JOSEPH ANCE JONES

The following bio was taken from page 264 of the book entitled "Rusk County History" compiled and edited and used with permission of the Rusk County Historical Commission.

Transcribed by Shirley Koym

Submitted by Gloria Briley Mayfield, Cemeteries of Texas

The Jones family name is of Welsh origin and has been prominent in England for many centuries. Records show that the first arrival in the New World by the names of Jones was Lewis Jones, who came from County Berk, England in 1620 and settled in Watertown, Massachusetts. In later years, branches of the family were established in other colonies, as well as in Nova Scotia and parts of Canada. Today the descendants are scattered throughout our land.

According to our records in 1866 my father, Joseph Ance Jones, was born to the family that migrated to Georgia. There he met my mother, Mary Ann Grindle, who was of Irish descent. They were married on October 1, 1893. Soon after the birth of their fourth child in 1900, they heard rumors that Texas was a promised land "flowing with milk and honey." Being tired of the hills of Georgia, they packed their belongings and came to Texas to join my maternal grandparents who had come to Texas at an earlier date.

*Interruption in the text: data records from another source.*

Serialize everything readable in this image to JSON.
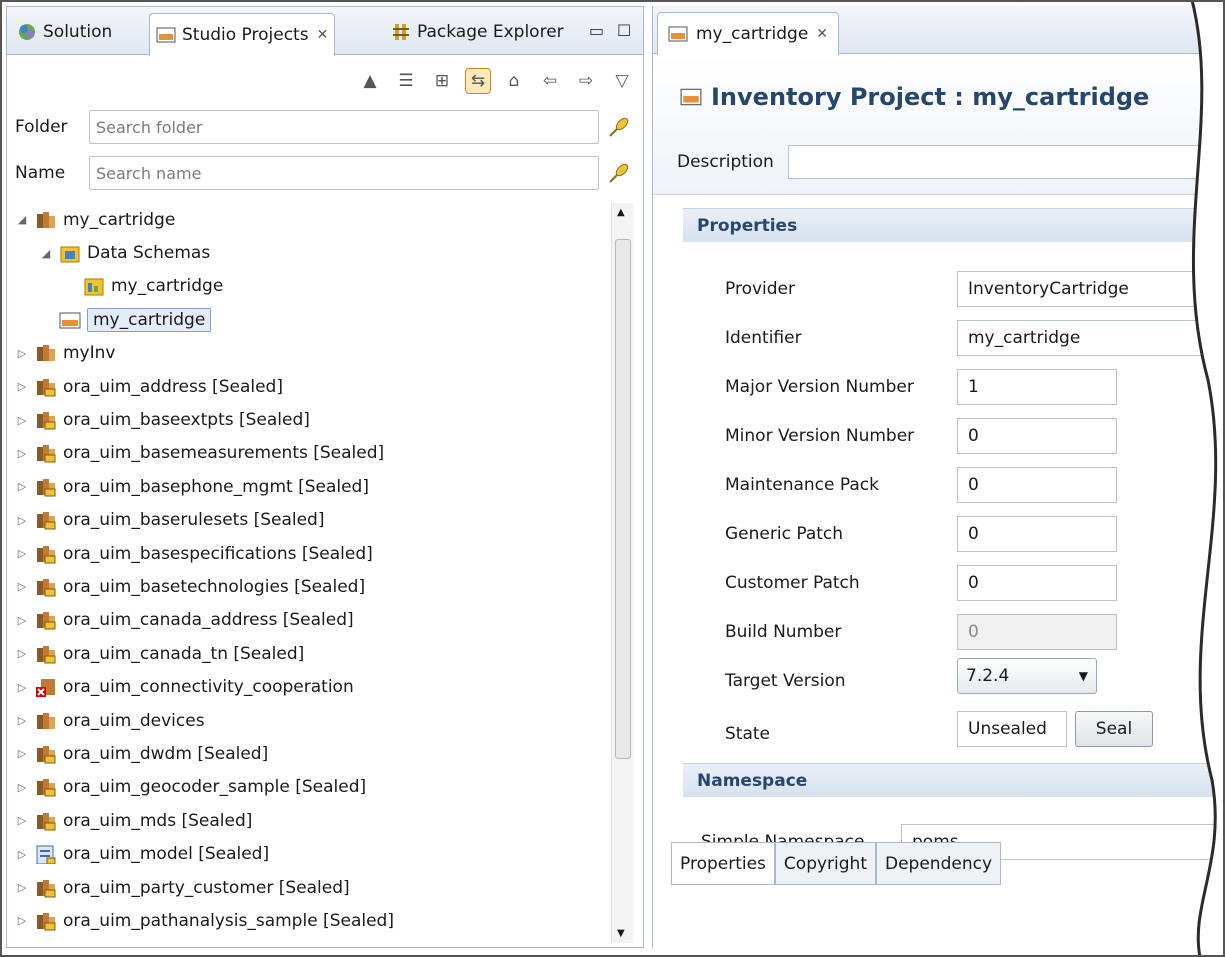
{
  "left_panel": {
    "tabs": [
      {
        "label": "Solution"
      },
      {
        "label": "Studio Projects"
      },
      {
        "label": "Package Explorer"
      }
    ],
    "folder_filter": {
      "label": "Folder",
      "placeholder": "Search folder"
    },
    "name_filter": {
      "label": "Name",
      "placeholder": "Search name"
    },
    "tree": [
      {
        "label": "my_cartridge",
        "level": 0,
        "expanded": true,
        "icon": "cartridge-icon"
      },
      {
        "label": "Data Schemas",
        "level": 1,
        "expanded": true,
        "icon": "data-schemas-folder-icon"
      },
      {
        "label": "my_cartridge",
        "level": 2,
        "icon": "data-schema-icon"
      },
      {
        "label": "my_cartridge",
        "level": 1,
        "icon": "inventory-project-icon",
        "selected": true
      },
      {
        "label": "myInv",
        "level": 0,
        "icon": "cartridge-icon"
      },
      {
        "label": "ora_uim_address [Sealed]",
        "level": 0,
        "icon": "sealed-cartridge-icon"
      },
      {
        "label": "ora_uim_baseextpts [Sealed]",
        "level": 0,
        "icon": "sealed-cartridge-icon"
      },
      {
        "label": "ora_uim_basemeasurements [Sealed]",
        "level": 0,
        "icon": "sealed-cartridge-icon"
      },
      {
        "label": "ora_uim_basephone_mgmt [Sealed]",
        "level": 0,
        "icon": "sealed-cartridge-icon"
      },
      {
        "label": "ora_uim_baserulesets [Sealed]",
        "level": 0,
        "icon": "sealed-cartridge-icon"
      },
      {
        "label": "ora_uim_basespecifications [Sealed]",
        "level": 0,
        "icon": "sealed-cartridge-icon"
      },
      {
        "label": "ora_uim_basetechnologies [Sealed]",
        "level": 0,
        "icon": "sealed-cartridge-icon"
      },
      {
        "label": "ora_uim_canada_address [Sealed]",
        "level": 0,
        "icon": "sealed-cartridge-icon"
      },
      {
        "label": "ora_uim_canada_tn [Sealed]",
        "level": 0,
        "icon": "sealed-cartridge-icon"
      },
      {
        "label": "ora_uim_connectivity_cooperation",
        "level": 0,
        "icon": "error-cartridge-icon"
      },
      {
        "label": "ora_uim_devices",
        "level": 0,
        "icon": "cartridge-icon"
      },
      {
        "label": "ora_uim_dwdm [Sealed]",
        "level": 0,
        "icon": "sealed-cartridge-icon"
      },
      {
        "label": "ora_uim_geocoder_sample [Sealed]",
        "level": 0,
        "icon": "sealed-cartridge-icon"
      },
      {
        "label": "ora_uim_mds [Sealed]",
        "level": 0,
        "icon": "sealed-cartridge-icon"
      },
      {
        "label": "ora_uim_model [Sealed]",
        "level": 0,
        "icon": "model-cartridge-icon"
      },
      {
        "label": "ora_uim_party_customer [Sealed]",
        "level": 0,
        "icon": "sealed-cartridge-icon"
      },
      {
        "label": "ora_uim_pathanalysis_sample [Sealed]",
        "level": 0,
        "icon": "sealed-cartridge-icon"
      }
    ]
  },
  "editor": {
    "tab_label": "my_cartridge",
    "title": "Inventory Project : my_cartridge",
    "description_label": "Description",
    "description_value": "",
    "properties_section": "Properties",
    "properties": {
      "provider": {
        "label": "Provider",
        "value": "InventoryCartridge"
      },
      "identifier": {
        "label": "Identifier",
        "value": "my_cartridge"
      },
      "major_version": {
        "label": "Major Version Number",
        "value": "1"
      },
      "minor_version": {
        "label": "Minor Version Number",
        "value": "0"
      },
      "maintenance_pack": {
        "label": "Maintenance Pack",
        "value": "0"
      },
      "generic_patch": {
        "label": "Generic Patch",
        "value": "0"
      },
      "customer_patch": {
        "label": "Customer Patch",
        "value": "0"
      },
      "build_number": {
        "label": "Build Number",
        "value": "0"
      },
      "target_version": {
        "label": "Target Version",
        "value": "7.2.4"
      },
      "state": {
        "label": "State",
        "value": "Unsealed",
        "button": "Seal"
      }
    },
    "namespace_section": "Namespace",
    "simple_namespace": {
      "label": "Simple Namespace",
      "value": "poms"
    },
    "bottom_tabs": [
      "Properties",
      "Copyright",
      "Dependency"
    ]
  },
  "colors": {
    "accent": "#27466e",
    "selection": "#e3edf9"
  }
}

By 1913 three additional children were born, making a total of seven children.

My father soon found "the milk and honey" were not flowing so freely, as he had to work very hard clearing and tending land as a sharecropper to make a living for his growing family. Perhaps the hard work contributed to his early death in 1922 at the age of fifty-six.

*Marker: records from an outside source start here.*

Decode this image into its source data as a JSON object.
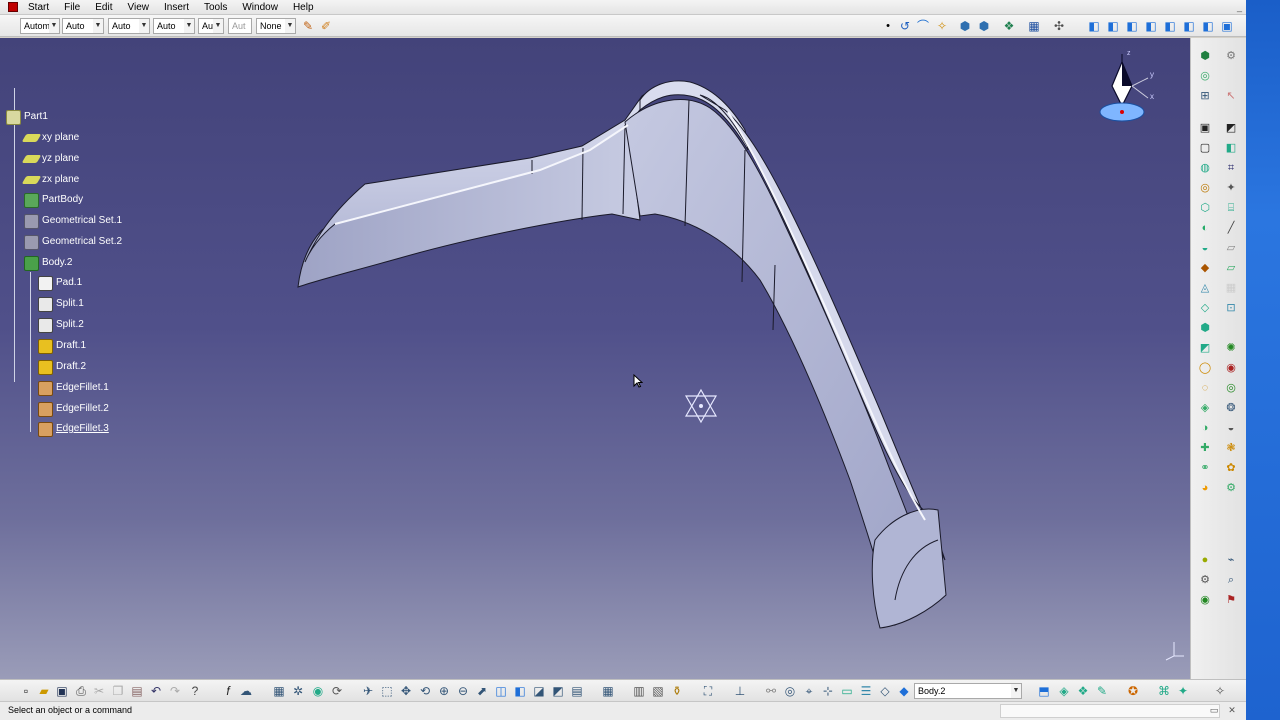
{
  "menubar": {
    "items": [
      "Start",
      "File",
      "Edit",
      "View",
      "Insert",
      "Tools",
      "Window",
      "Help"
    ]
  },
  "toolbar": {
    "combos": [
      {
        "value": "Autom",
        "disabled": false
      },
      {
        "value": "Auto",
        "disabled": false
      },
      {
        "value": "Auto",
        "disabled": false
      },
      {
        "value": "Auto",
        "disabled": false
      },
      {
        "value": "Aut",
        "disabled": false
      },
      {
        "value": "Aut",
        "disabled": true
      },
      {
        "value": "None",
        "disabled": false
      }
    ]
  },
  "tree": {
    "root": "Part1",
    "nodes": [
      {
        "label": "xy plane",
        "icon": "plane-icon"
      },
      {
        "label": "yz plane",
        "icon": "plane-icon"
      },
      {
        "label": "zx plane",
        "icon": "plane-icon"
      },
      {
        "label": "PartBody",
        "icon": "partbody-icon"
      },
      {
        "label": "Geometrical Set.1",
        "icon": "geometrical-set-icon"
      },
      {
        "label": "Geometrical Set.2",
        "icon": "geometrical-set-icon"
      },
      {
        "label": "Body.2",
        "icon": "body-icon"
      },
      {
        "label": "Pad.1",
        "icon": "pad-icon"
      },
      {
        "label": "Split.1",
        "icon": "split-icon"
      },
      {
        "label": "Split.2",
        "icon": "split-icon"
      },
      {
        "label": "Draft.1",
        "icon": "draft-icon"
      },
      {
        "label": "Draft.2",
        "icon": "draft-icon"
      },
      {
        "label": "EdgeFillet.1",
        "icon": "edge-fillet-icon"
      },
      {
        "label": "EdgeFillet.2",
        "icon": "edge-fillet-icon"
      },
      {
        "label": "EdgeFillet.3",
        "icon": "edge-fillet-icon"
      }
    ]
  },
  "compass": {
    "axis_y": "y",
    "axis_x": "x",
    "axis_z": "z"
  },
  "bottombar": {
    "body_select": "Body.2"
  },
  "status": {
    "message": "Select an object or a command"
  },
  "colors": {
    "viewport_top": "#43437a",
    "viewport_bottom": "#9a9cb8",
    "model_fill": "#b8bdd8",
    "model_edge": "#1a1a2a",
    "tree_text": "#ffffff",
    "windows_accent": "#1e63cf"
  }
}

The two boys of the family, with the help of the girls helped my mother carry on. We all liked living in the country and often walked through the fields and woodlands. We began to notice numerous egg-shaped rocks and someone said, "I’ve heard there is oil to be found where that kind of rock is located." One day in 1930 we noticed an unusual number of cars traveling the country road by our house. An acquaintance slowed down long enough to shout, "Oil! Dad Joiner has struck oil!" Afterwards, it was like the world had gone mad. People were trying to buy oil rights and land cheaply, to sell high. Roughnecks flocked to the new oil field. Parents warned their children not to mix and mingle with those "old roughnecks."

The years flew by and on March 18, 1937; the New London School explosion rocked the community, killing two hundred ninety students, teachers, and visitors. Everyone gathered to help sift the debris for bodies. The tenderhearted natives were falling by the wayside with faint hearts, while those tough "old roughnecks" worked endlessly and tirelessly helping many children to survive.

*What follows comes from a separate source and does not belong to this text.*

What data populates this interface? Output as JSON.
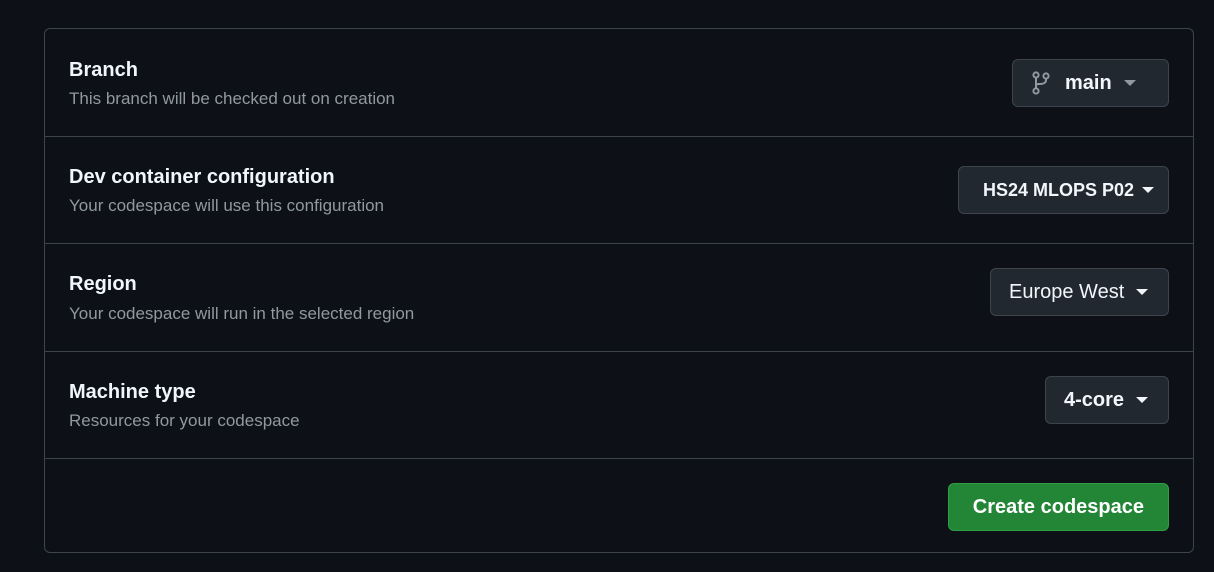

Today, you can’t tell the natives from the newcomers. Our children are married to their children. On July 3, 1931, I married one of those roughnecks, James Britton Sims, who died July 2, 1945.

James left two children, Bobbie Joe Ann and Rebecca Janice. Jo Anne married Vernon Barrett Jones, and Rebecca married Jimmy Pat Horn. There is one grandson, James Seaborn Jones, and one step-granddaughter, Jimmie Kay Horn.